Primary Blood-Chemistry Parameters in Cynomolgus Monkeys Treated with CS-1008 or Phosphate Buffered Saline Containing 0.01% Polysorbate 80 (Control)

No CS-1008-related changes were noted in any group at the end of the dosing period in the organ weight measurements (Table 3). When compared with the control group, low kidney weights were noted in females in the 5 and 15 mg/kg groups; however, these changes were judged toxicologically insignificant since they were not dose-related, and the individual values were within the range of the background data. In regard to gross pathology, no CS-1008-related changes were noted in any organ in any group at the end of the dosing period. Histopathology revealed glomerulosclerosis with thickening of the Bowman’s capsule, regeneration of tubules and interstitial fibrosis in the kidneys in 1 male from the 42 mg/kg group; however, these changes were judged toxicologically insignificant as they were unilateral and focal.
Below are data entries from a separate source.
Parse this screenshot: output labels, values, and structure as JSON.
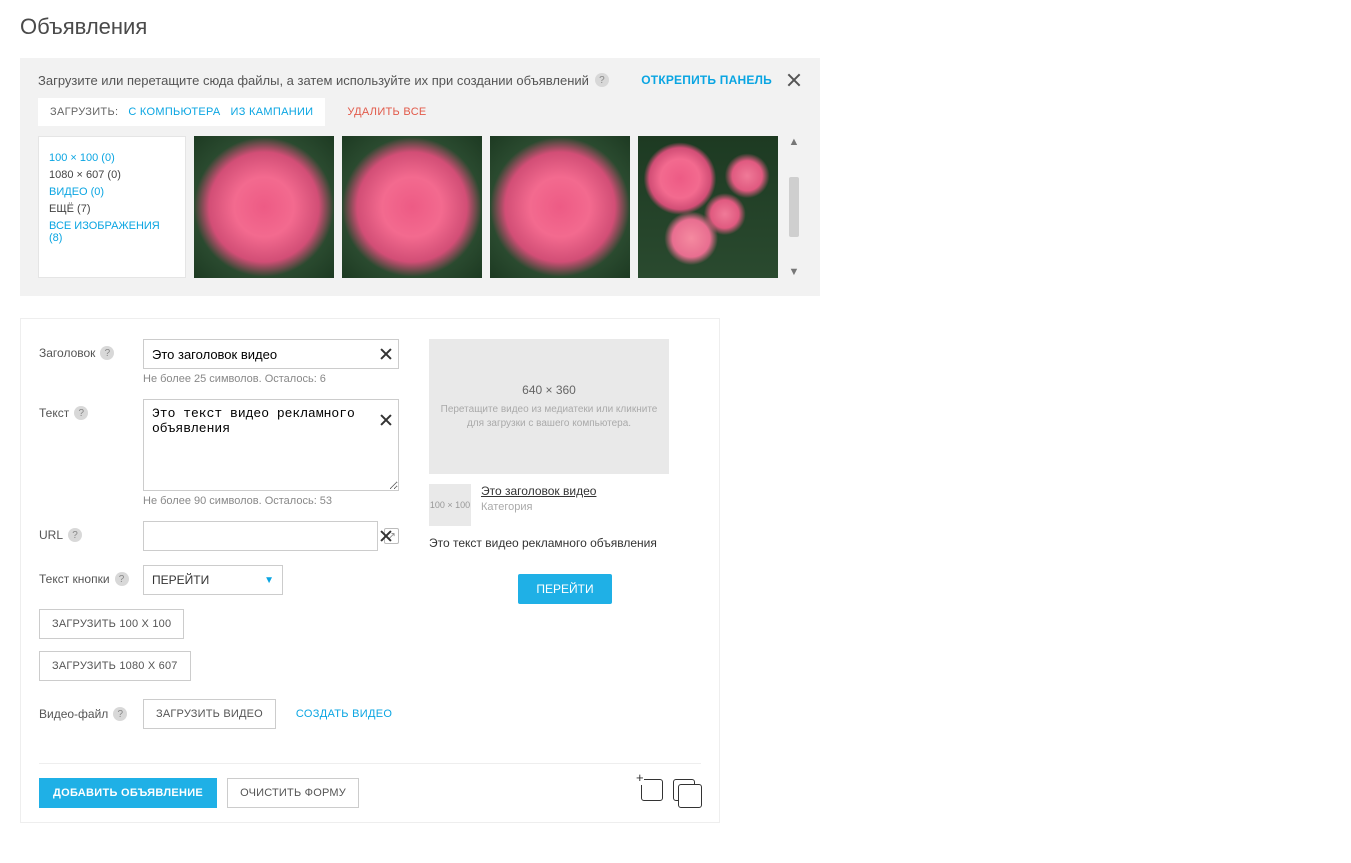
{
  "page_title": "Объявления",
  "upload_panel": {
    "instruction": "Загрузите или перетащите сюда файлы, а затем используйте их при создании объявлений",
    "unpin_label": "ОТКРЕПИТЬ ПАНЕЛЬ",
    "load_label": "ЗАГРУЗИТЬ:",
    "from_computer": "С КОМПЬЮТЕРА",
    "from_campaign": "ИЗ КАМПАНИИ",
    "delete_all": "УДАЛИТЬ ВСЕ",
    "filters": {
      "f100": "100 × 100 (0)",
      "f1080": "1080 × 607 (0)",
      "video": "ВИДЕО (0)",
      "more": "ЕЩЁ (7)",
      "all": "ВСЕ ИЗОБРАЖЕНИЯ (8)"
    }
  },
  "form": {
    "labels": {
      "title": "Заголовок",
      "text": "Текст",
      "url": "URL",
      "button_text": "Текст кнопки",
      "video_file": "Видео-файл"
    },
    "title_value": "Это заголовок видео",
    "title_hint": "Не более 25 символов. Осталось: 6",
    "text_value": "Это текст видео рекламного объявления",
    "text_hint": "Не более 90 символов. Осталось: 53",
    "url_value": "",
    "button_select": "ПЕРЕЙТИ",
    "btn_100": "ЗАГРУЗИТЬ 100 Х 100",
    "btn_1080": "ЗАГРУЗИТЬ 1080 Х 607",
    "btn_video": "ЗАГРУЗИТЬ ВИДЕО",
    "link_create_video": "СОЗДАТЬ ВИДЕО"
  },
  "preview": {
    "dim": "640 × 360",
    "drop_msg": "Перетащите видео из медиатеки или кликните для загрузки с вашего компьютера.",
    "thumb_label": "100 × 100",
    "title": "Это заголовок видео",
    "category": "Категория",
    "text": "Это текст видео рекламного объявления",
    "cta": "ПЕРЕЙТИ"
  },
  "footer": {
    "add": "ДОБАВИТЬ ОБЪЯВЛЕНИЕ",
    "clear": "ОЧИСТИТЬ ФОРМУ"
  }
}
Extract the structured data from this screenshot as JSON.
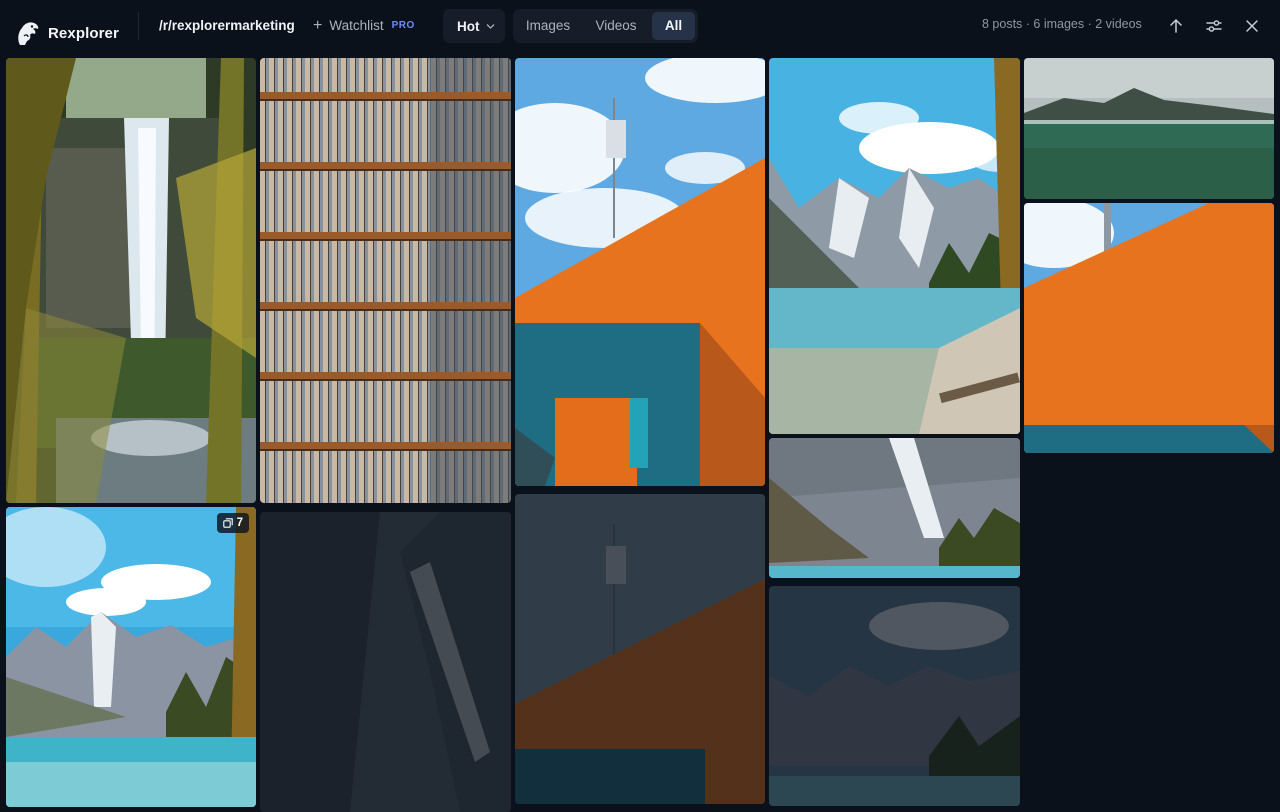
{
  "app": {
    "name": "Rexplorer"
  },
  "header": {
    "subreddit": "/r/rexplorermarketing",
    "watchlist_label": "Watchlist",
    "watchlist_badge": "PRO",
    "sort": {
      "selected": "Hot"
    },
    "filter": {
      "options": [
        "Images",
        "Videos",
        "All"
      ],
      "active": "All"
    },
    "counts": "8 posts · 6 images · 2 videos"
  },
  "grid": {
    "tiles": [
      {
        "id": "waterfall",
        "subject": "waterfall"
      },
      {
        "id": "facade",
        "subject": "building-facade"
      },
      {
        "id": "orange-wall",
        "subject": "orange-wall"
      },
      {
        "id": "lake-mountains",
        "subject": "mountain-lake"
      },
      {
        "id": "aerial-island",
        "subject": "island"
      },
      {
        "id": "orange-wall-crop",
        "subject": "orange-wall"
      },
      {
        "id": "mountains-forest",
        "subject": "mountain-lake"
      },
      {
        "id": "lake-gallery",
        "subject": "mountain-lake",
        "badge": "7"
      },
      {
        "id": "dark-mountain",
        "subject": "mountain"
      },
      {
        "id": "orange-wall-dim",
        "subject": "orange-wall"
      },
      {
        "id": "lake-dim",
        "subject": "mountain-lake"
      }
    ]
  },
  "colors": {
    "background": "#0b111b",
    "accent_pro": "#6f8df5",
    "control_bg": "#161d28",
    "segment_active": "#263247",
    "orange_wall": "#e8731e",
    "teal_wall": "#1f6d82"
  },
  "icons": {
    "logo": "rexplorer-logo-icon",
    "watchlist": "plus-icon",
    "sort": "chevron-down-icon",
    "scroll_top": "arrow-up-icon",
    "settings": "sliders-icon",
    "close": "close-icon",
    "gallery": "gallery-icon"
  }
}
No CS-1008-related changes including apoptotic bodies were found in the liver.

Table 3

Primary Organ Weights at the End of the Dosing Period in Cynomolgus Monkeys Treated with CS-1008 or Phosphate Buffered Saline Containing 0.01% Polysorbate 80 (Control)
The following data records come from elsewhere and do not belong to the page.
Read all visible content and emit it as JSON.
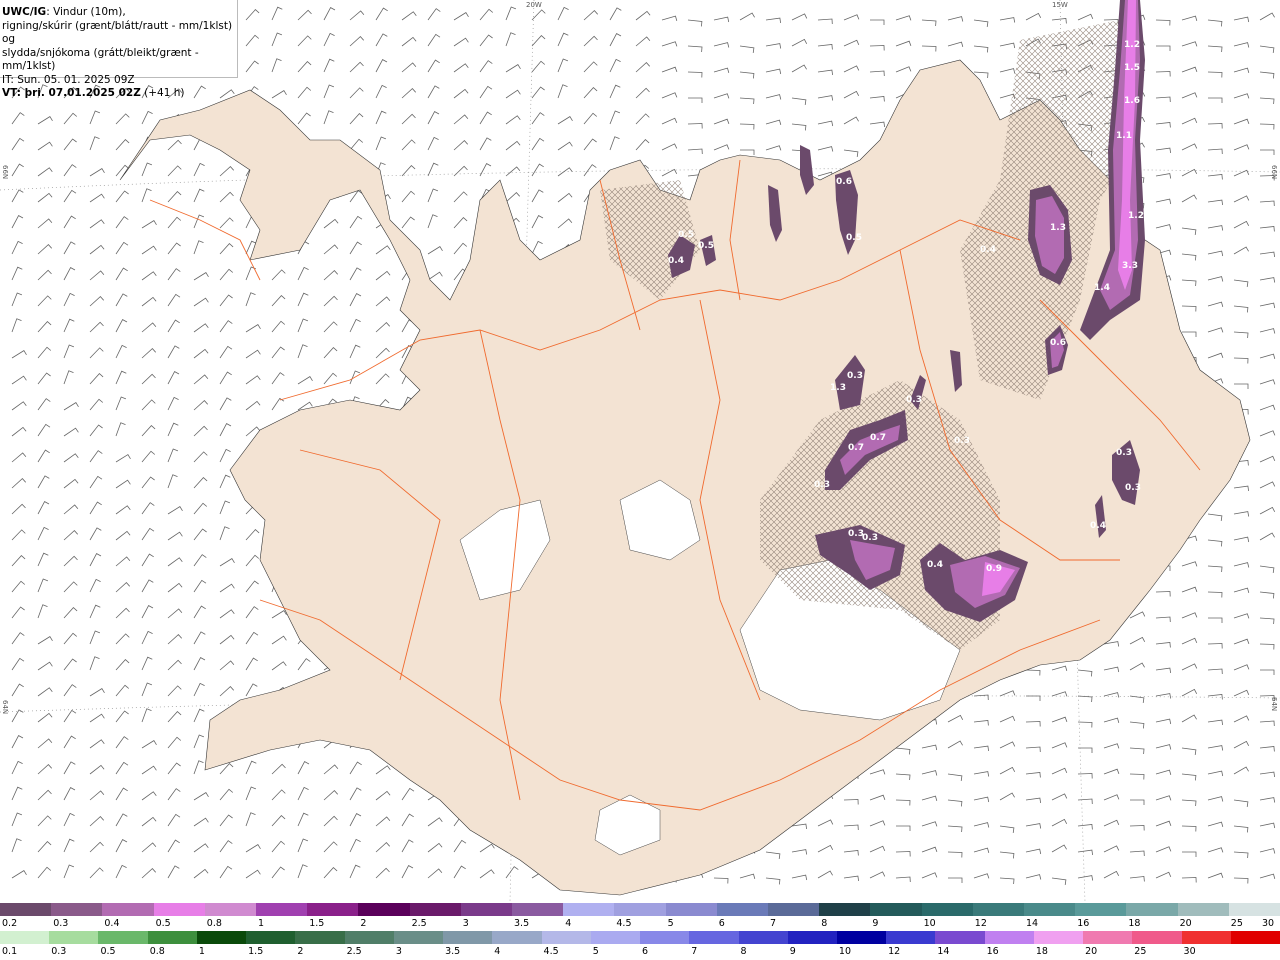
{
  "title": {
    "model": "UWC/IG",
    "line1_rest": ": Vindur (10m),",
    "line2": "rigning/skúrir (grænt/blátt/rautt - mm/1klst) og",
    "line3": "slydda/snjókoma (grátt/bleikt/grænt - mm/1klst)",
    "it_line": "IT: Sun. 05. 01. 2025 09Z",
    "vt_label": "VT: þri. 07.01.2025 02Z",
    "vt_offset": " (+41 h)"
  },
  "coords": {
    "top_20w": "20W",
    "top_15w": "15W",
    "left_66n": "66N",
    "left_64n": "64N",
    "right_66n": "66N",
    "right_64n": "64N"
  },
  "colors": {
    "land": "#f3e3d3",
    "road": "#f06a2e",
    "glacier": "#ffffff",
    "sea": "#ffffff",
    "wind_barb": "#666666"
  },
  "precip_labels": [
    "1.2",
    "1.5",
    "1.6",
    "1.1",
    "1.2",
    "3.3",
    "1.4",
    "1.3",
    "0.6",
    "0.6",
    "0.5",
    "0.5",
    "0.4",
    "0.5",
    "0.4",
    "1.3",
    "0.3",
    "0.3",
    "0.4",
    "0.7",
    "0.7",
    "0.3",
    "0.3",
    "0.3",
    "0.3",
    "0.4",
    "0.9",
    "0.3",
    "0.3"
  ],
  "legend_snow": {
    "colors": [
      "#6b4a6b",
      "#8a5a8a",
      "#b26bb2",
      "#e77ee7",
      "#d08ad0",
      "#a040b0",
      "#8a208a",
      "#5a005a",
      "#6a1a6a",
      "#7a3a8a",
      "#8a5aa0",
      "#b0b0f0",
      "#a0a0e0",
      "#8a8ad0",
      "#6a7ab8",
      "#5a6a98",
      "#1f4048",
      "#235a5a",
      "#2a6a6a",
      "#3a7a7a",
      "#4a8a8a",
      "#5a9a9a",
      "#7aa8a8",
      "#a0bcbc",
      "#d6e2e2"
    ],
    "labels": [
      "0.2",
      "0.3",
      "0.4",
      "0.5",
      "0.8",
      "1",
      "1.5",
      "2",
      "2.5",
      "3",
      "3.5",
      "4",
      "4.5",
      "5",
      "6",
      "7",
      "8",
      "9",
      "10",
      "12",
      "14",
      "16",
      "18",
      "20",
      "25",
      "30"
    ]
  },
  "legend_rain": {
    "colors": [
      "#d2f0d0",
      "#a6dc9e",
      "#6ab86a",
      "#3d8f3d",
      "#0a4a0a",
      "#1f5f2f",
      "#386e48",
      "#507e68",
      "#6a8e88",
      "#8098a8",
      "#98a8c8",
      "#b4b8e8",
      "#aaaaf0",
      "#8888e8",
      "#6666e0",
      "#4444d0",
      "#2222c0",
      "#0000a0",
      "#3a3ad0",
      "#7a4ad0",
      "#c080f0",
      "#f0a0f0",
      "#f07ab0",
      "#f05a8a",
      "#f03030",
      "#e00000"
    ],
    "labels": [
      "0.1",
      "0.3",
      "0.5",
      "0.8",
      "1",
      "1.5",
      "2",
      "2.5",
      "3",
      "3.5",
      "4",
      "4.5",
      "5",
      "6",
      "7",
      "8",
      "9",
      "10",
      "12",
      "14",
      "16",
      "18",
      "20",
      "25",
      "30"
    ]
  }
}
In the toxicokinetic analysis, the values for the maximum concentration of CS-1008 in plasma (Cmax) and the area under the curve (AUC) generally increased with dose (Table 4). The trough plasma concentrations markedly increased at Week 4 compared with Day 1 at all doses; however, the ratio increase after Week 4 was much lower than that seen at Week 4 (Table 5). The profiles of the trough plasma concentrations suggest that the toxicokinetic parameters had almost reached a steady state by Week 4. There were no clear differences between the sexes in terms of the toxicokinetic parameters or profiles. The anti-CS-1008 antibody concentration obtained for each plasma sample was below the lower limit of quantification (0.2 μg/mL).

Table 4

Toxicokinetic Parameters in Cynomolgus Monkeys Treated with CS-1008

Table 5

Trough Plasma Concentrations of CS-1008 (μg/mL) in Cynomolgus Monkeys Treated with CS-1008

Discussion

TRAIL-induced apoptosis has been seen in many tumor cells but not in normal cells in vivo. 11 The TRAIL receptors are attractive targets for cancer treatment. Agonistic antibodies against TRAIL-R1 (DR4) and TRAIL-R2 (DR5) are currently in preclinical or clinical studies. 12 Current evidence suggests that some of these antibodies might potentially be toxic to the liver. An agonistic anti-mouse DR5 mAb treatment has been reported to induce cholangitis and cholestatic liver injury in C57BL/6 mice. 13 In a phase 1 clinical trial of mapatumumab (HGS-ETR1, a fully human mAb against TRAIL-R1), two patients receiving 10 mg/kg every 14 days had elevated results of liver function tests. 14 Grade 3 elevation of ALT and grade 2 elevation of AST were noted in a patient given a single dose of Apomab (a fully human mAb against TRAIL-R2) at a dose of 10 mg/kg in a phase 1 study. 15 In two patients treated with lexatumumab (HGS-ETR2, a fully human mAb against TRAIL-R2) at 20 mg/kg, grade 4 elevations of AST and ALT and grade 3 hyperbilirubinemia were noted in a phase 1 study. 16 Meanwhile, TRA-8, a murine anti-DR5 mAb, and CS-1008, a humanized mAb composed of the complementarity determining regions of TRA-8, do not appear to induce cell death in human primary hepatocytes. 9 , 10 In the present study, it was confirmed that CS-1008 did not induce toxic changes in any tissues or organs, including the liver, in cynomolgus monkeys. Based on the results of the present study, the no-observed adverse-effect level (NOAEL) of CS-1008 in cynomolgus monkeys of both sexes was concluded to be 42 mg/kg when administered intravenously twice a week for 13 weeks. These safety profiles support the development of CS-1008 as a therapeutic biopharmaceutical.